Your TV Is Getting a Multi-Letter Upgrade
In the midst of frameless outdoor TVs, a myriad of sets that double as digital art frames, and ridiculously thin (and wireless) displays, there was a whole new screen alphabet debuting at CES. Samsung was touting Micro RGB, including a new 130-inch unit. TCL was promoting SQD (Super Quantum Dot) Mini LED. And Hisense unveiled RGBY MicroLED. Seriously, WTF? In a nutshell, this is all advanced display tech that works particularly well in larger units. Without getting too technical, the advantages here are brightness (Micro RGB), color (SQD) and range (RGBY MicroLED), but honestly, these new screens excelled in pretty much every area except affordability — these are mid-four-figure units.
(Sort of) Driverless Cars Are Inevitable
“I’ll be out of a job in three years,” my Uber driver admitted on Tuesday night, right after our car passed by a Zoox, an increasingly popular line of robotaxis from Amazon that were all over the Vegas streets (and at the convention itself). They’re not retrofitted cars but more like mini-trolleys that are bi-directional and lack a steering wheel. Uber (with Lucid and Nuro), Hyundai, Ford, Vay and others also made some announcements in the autonomous driving space, with the interesting note that not all the tech on the road will be entirely “driverless” — it could mean anything from remote human drivers (Vay) to more of an emphasis on Level 3 autonomous driving, which allows vehicles under specific conditions to drive themselves.

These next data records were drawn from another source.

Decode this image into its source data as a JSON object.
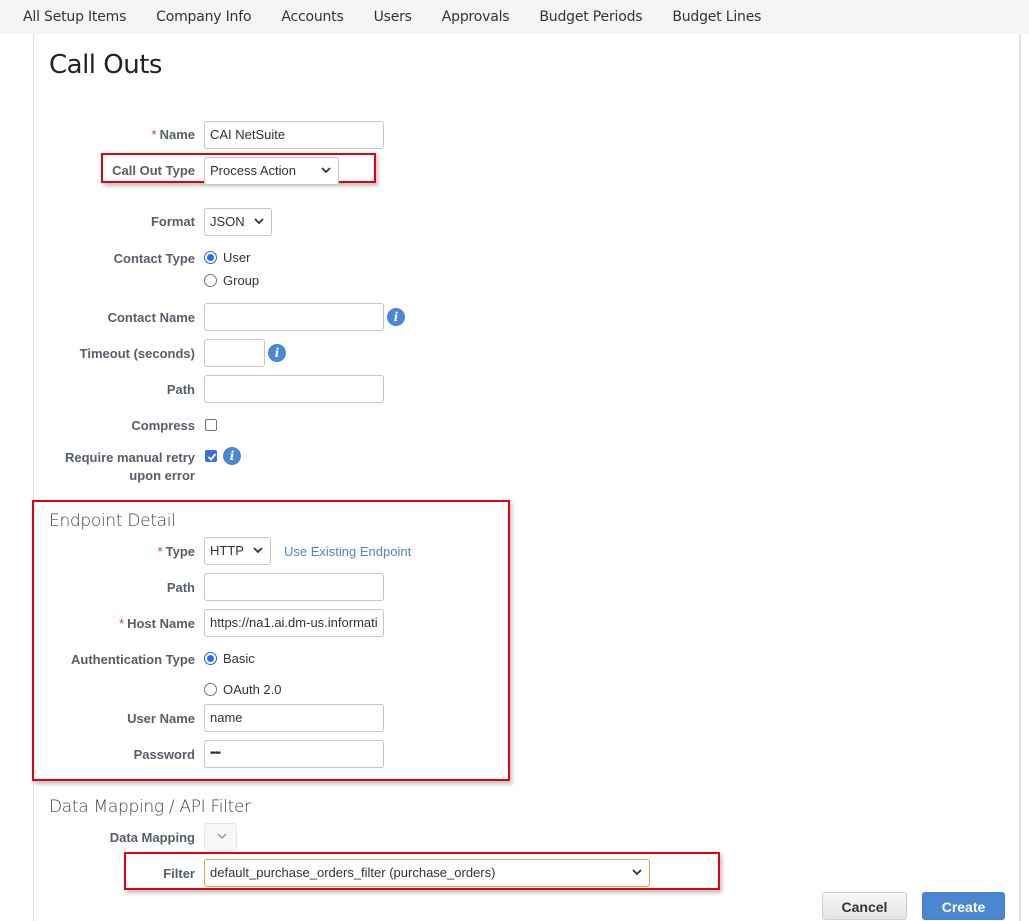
{
  "nav": {
    "items": [
      "All Setup Items",
      "Company Info",
      "Accounts",
      "Users",
      "Approvals",
      "Budget Periods",
      "Budget Lines"
    ]
  },
  "page": {
    "title": "Call Outs"
  },
  "form": {
    "name": {
      "label": "Name",
      "required": "*",
      "value": "CAI NetSuite"
    },
    "call_out_type": {
      "label": "Call Out Type",
      "value": "Process Action"
    },
    "format": {
      "label": "Format",
      "value": "JSON"
    },
    "contact_type": {
      "label": "Contact Type",
      "options": [
        "User",
        "Group"
      ],
      "selected": "User"
    },
    "contact_name": {
      "label": "Contact Name",
      "value": ""
    },
    "timeout": {
      "label": "Timeout (seconds)",
      "value": ""
    },
    "path": {
      "label": "Path",
      "value": ""
    },
    "compress": {
      "label": "Compress",
      "checked": false
    },
    "manual_retry": {
      "label_line1": "Require manual retry",
      "label_line2": "upon error",
      "checked": true
    }
  },
  "endpoint": {
    "title": "Endpoint Detail",
    "type": {
      "label": "Type",
      "required": "*",
      "value": "HTTP"
    },
    "use_existing_link": "Use Existing Endpoint",
    "path": {
      "label": "Path",
      "value": ""
    },
    "host_name": {
      "label": "Host Name",
      "required": "*",
      "value": "https://na1.ai.dm-us.informati"
    },
    "auth_type": {
      "label": "Authentication Type",
      "options": [
        "Basic",
        "OAuth 2.0"
      ],
      "selected": "Basic"
    },
    "user_name": {
      "label": "User Name",
      "value": "name"
    },
    "password": {
      "label": "Password",
      "value": "••••"
    }
  },
  "mapping": {
    "title": "Data Mapping / API Filter",
    "data_mapping": {
      "label": "Data Mapping",
      "value": ""
    },
    "filter": {
      "label": "Filter",
      "value": "default_purchase_orders_filter (purchase_orders)"
    }
  },
  "actions": {
    "cancel": "Cancel",
    "create": "Create"
  },
  "icons": {
    "info": "i"
  },
  "colors": {
    "highlight": "#e3000f",
    "accent": "#4a87d0",
    "required": "#d9342b",
    "filter_focus": "#e8a33d"
  }
}
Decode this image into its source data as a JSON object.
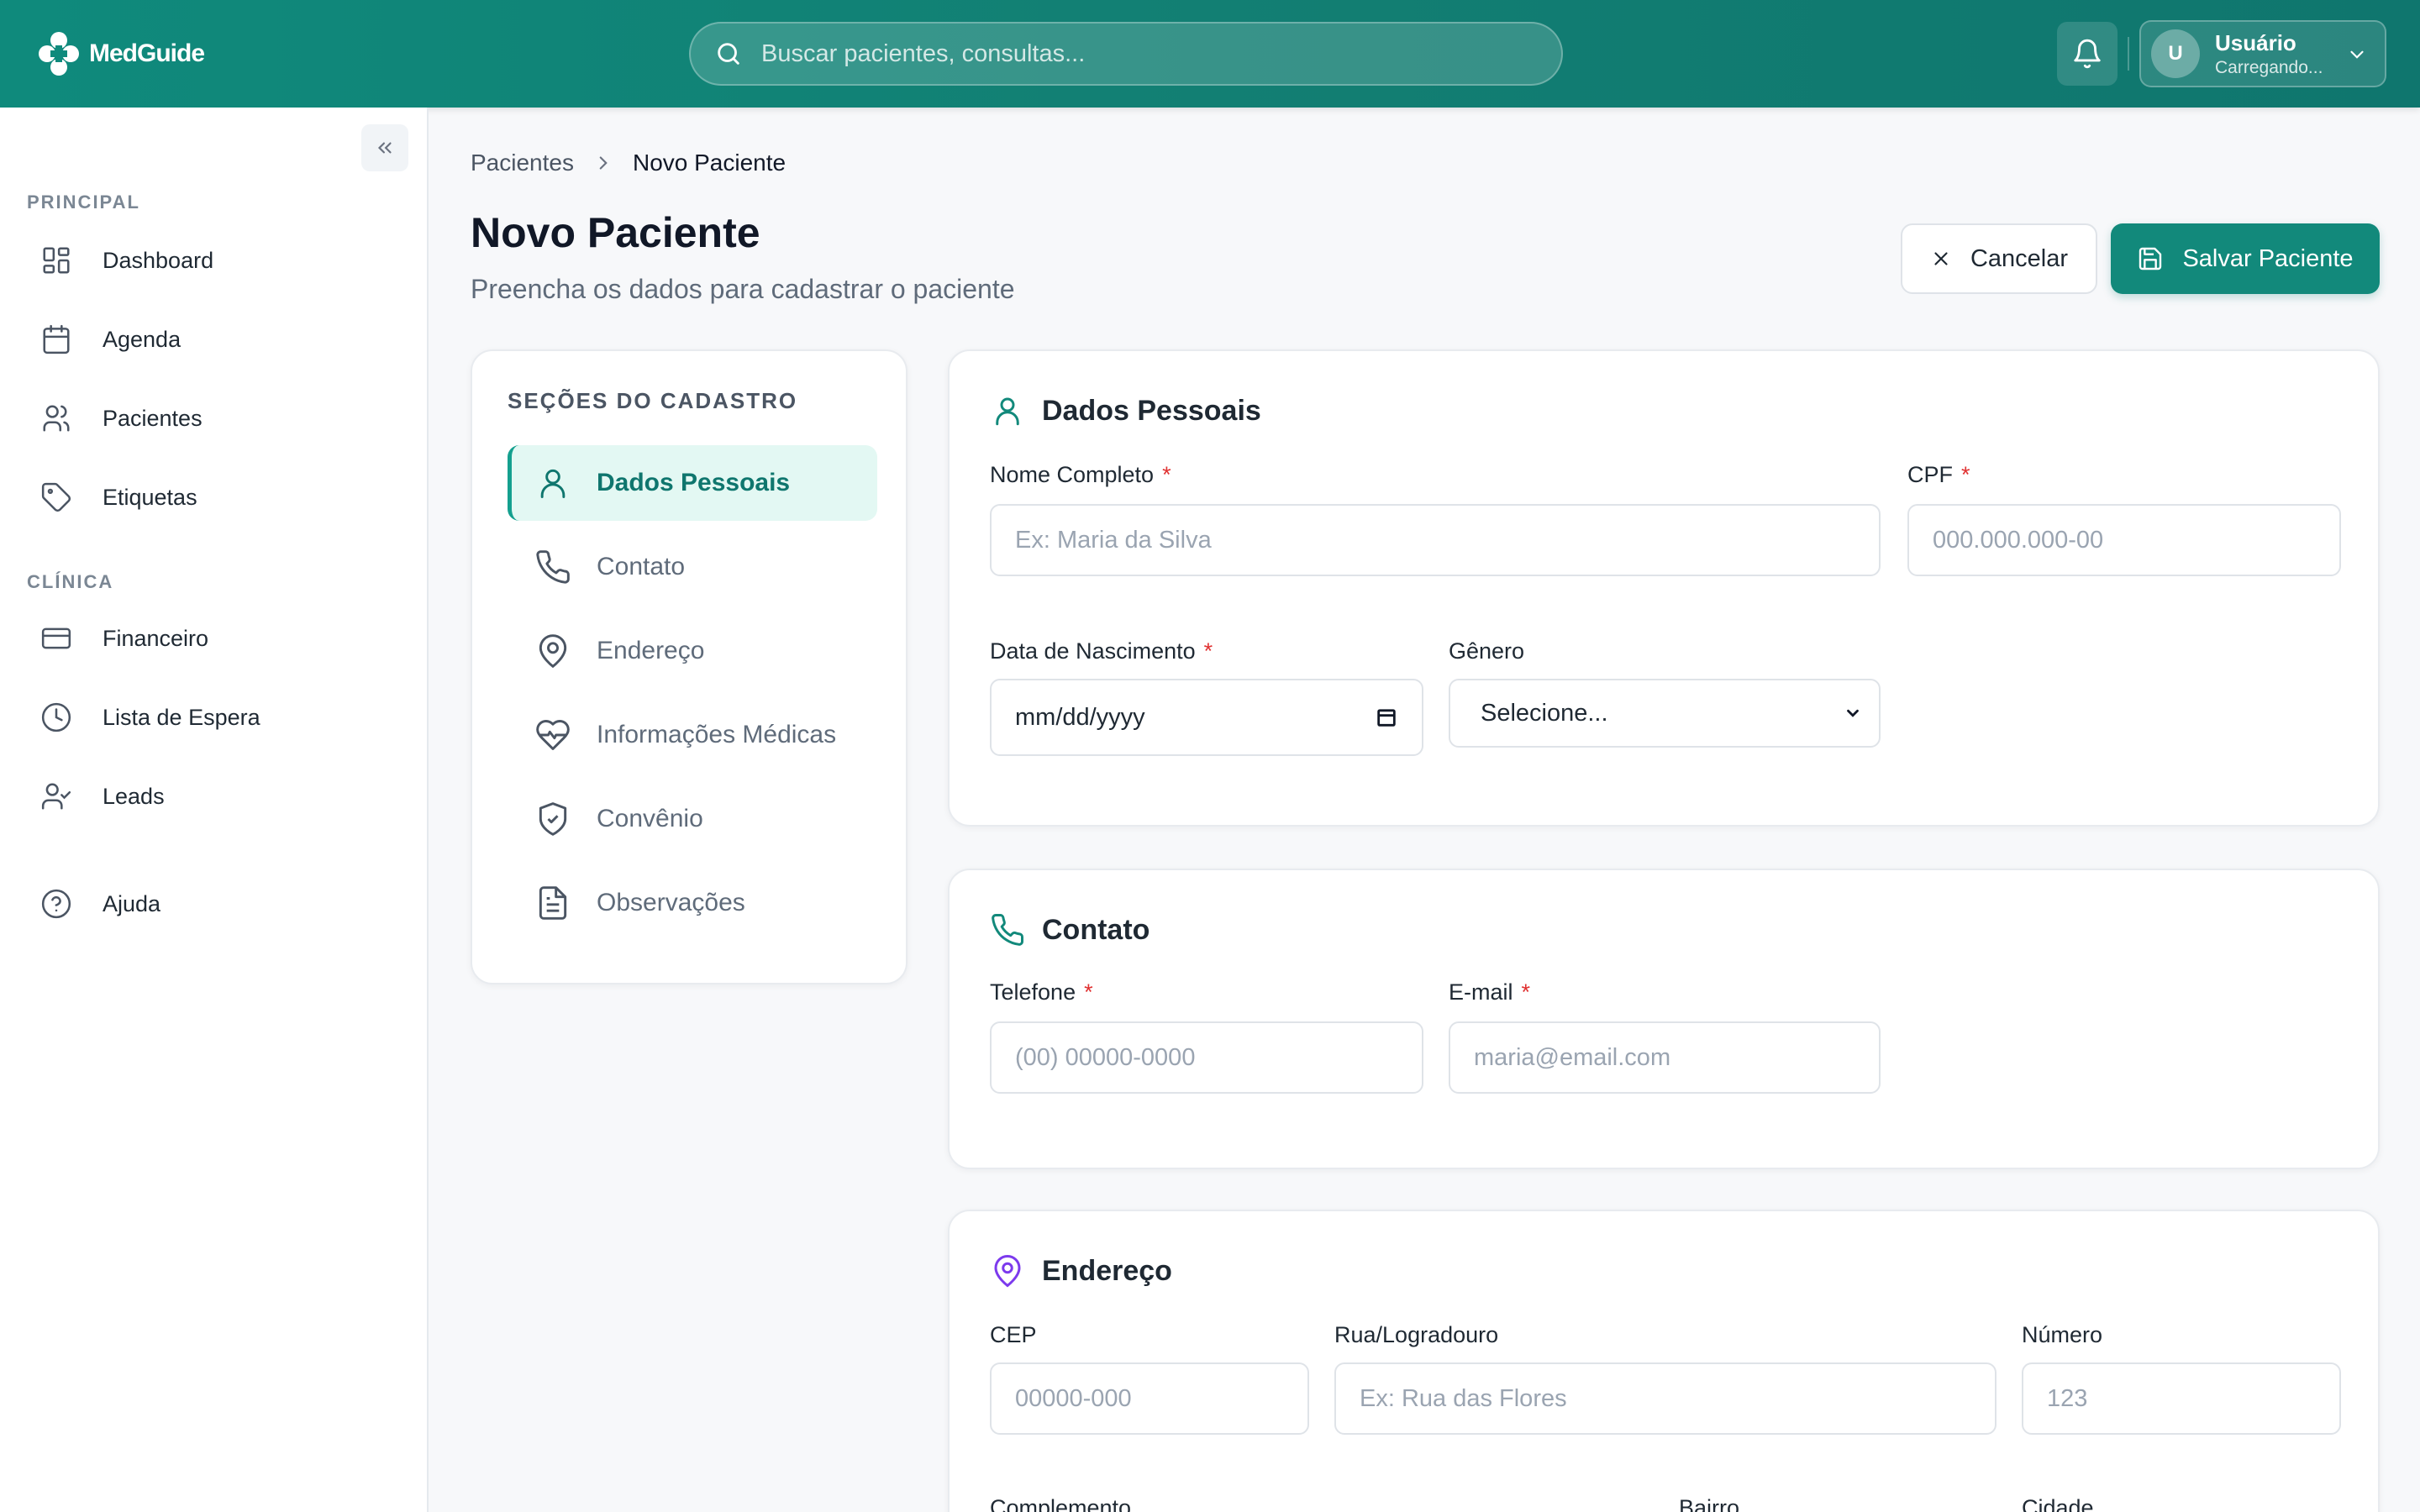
{
  "app": {
    "name": "MedGuide"
  },
  "header": {
    "search_placeholder": "Buscar pacientes, consultas...",
    "user": {
      "initial": "U",
      "name": "Usuário",
      "status": "Carregando..."
    }
  },
  "sidebar": {
    "sections": [
      {
        "label": "PRINCIPAL",
        "items": [
          {
            "label": "Dashboard",
            "icon": "layout-grid-icon"
          },
          {
            "label": "Agenda",
            "icon": "calendar-icon"
          },
          {
            "label": "Pacientes",
            "icon": "users-icon"
          },
          {
            "label": "Etiquetas",
            "icon": "tag-icon"
          }
        ]
      },
      {
        "label": "CLÍNICA",
        "items": [
          {
            "label": "Financeiro",
            "icon": "credit-card-icon"
          },
          {
            "label": "Lista de Espera",
            "icon": "clock-icon"
          },
          {
            "label": "Leads",
            "icon": "user-check-icon"
          }
        ]
      }
    ],
    "help_label": "Ajuda"
  },
  "breadcrumb": {
    "parent": "Pacientes",
    "current": "Novo Paciente"
  },
  "page": {
    "title": "Novo Paciente",
    "subtitle": "Preencha os dados para cadastrar o paciente",
    "cancel_label": "Cancelar",
    "save_label": "Salvar Paciente"
  },
  "sections_nav": {
    "title": "SEÇÕES DO CADASTRO",
    "items": [
      {
        "label": "Dados Pessoais",
        "icon": "user-icon",
        "active": true
      },
      {
        "label": "Contato",
        "icon": "phone-icon"
      },
      {
        "label": "Endereço",
        "icon": "map-pin-icon"
      },
      {
        "label": "Informações Médicas",
        "icon": "heart-pulse-icon"
      },
      {
        "label": "Convênio",
        "icon": "shield-check-icon"
      },
      {
        "label": "Observações",
        "icon": "file-text-icon"
      }
    ]
  },
  "personal": {
    "title": "Dados Pessoais",
    "name_label": "Nome Completo",
    "name_placeholder": "Ex: Maria da Silva",
    "cpf_label": "CPF",
    "cpf_placeholder": "000.000.000-00",
    "birth_label": "Data de Nascimento",
    "birth_value": "mm/dd/yyyy",
    "gender_label": "Gênero",
    "gender_value": "Selecione..."
  },
  "contact": {
    "title": "Contato",
    "phone_label": "Telefone",
    "phone_placeholder": "(00) 00000-0000",
    "email_label": "E-mail",
    "email_placeholder": "maria@email.com"
  },
  "address": {
    "title": "Endereço",
    "cep_label": "CEP",
    "cep_placeholder": "00000-000",
    "street_label": "Rua/Logradouro",
    "street_placeholder": "Ex: Rua das Flores",
    "number_label": "Número",
    "number_placeholder": "123",
    "complement_label": "Complemento",
    "district_label": "Bairro",
    "city_label": "Cidade"
  },
  "colors": {
    "primary": "#12897b",
    "accent_purple": "#7c3aed",
    "required": "#e03131"
  },
  "required_mark": "*"
}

Smart Glasses Finally Stopped Looking So Dumb
I was talking with a rep for Meta about their second-gen Meta Ray-Ban glasses when I suddenly realized they were wearing the product. That’s how far we’ve come in a few years with this AI/AR/XR eyewear, which (depending on the model) is great for taking photos and video, giving directions, instant translation, teleprompts, taking calls and listening to music. Rokid, GetD and Solos were other brands that had smart lenses that looked pretty much like everyday frames and not like the monstrosities from even a few years ago. Now that the design and practicality have improved, let’s all work on the ethics. (Note: I used a first-gen version of the Meta Ray-Bans to shoot some images while walking around the convention; in this case, I feel like I was operating in a safe space, particularly since I was focusing more on the products than people).
CES Thankfully Stayed Weird
What’s CES without a little strange tech? Outside of the barrage of AI “companions” (mainly creepy toys), I saw dancing robots, over-ear headphones that twist into a portable speaker, near-silent leaf blowers using aerospace propulsion tech, home laundry robots and many, many exoskeletons. Which, after walking an average of 25,000 steps per day, I certainly appreciate.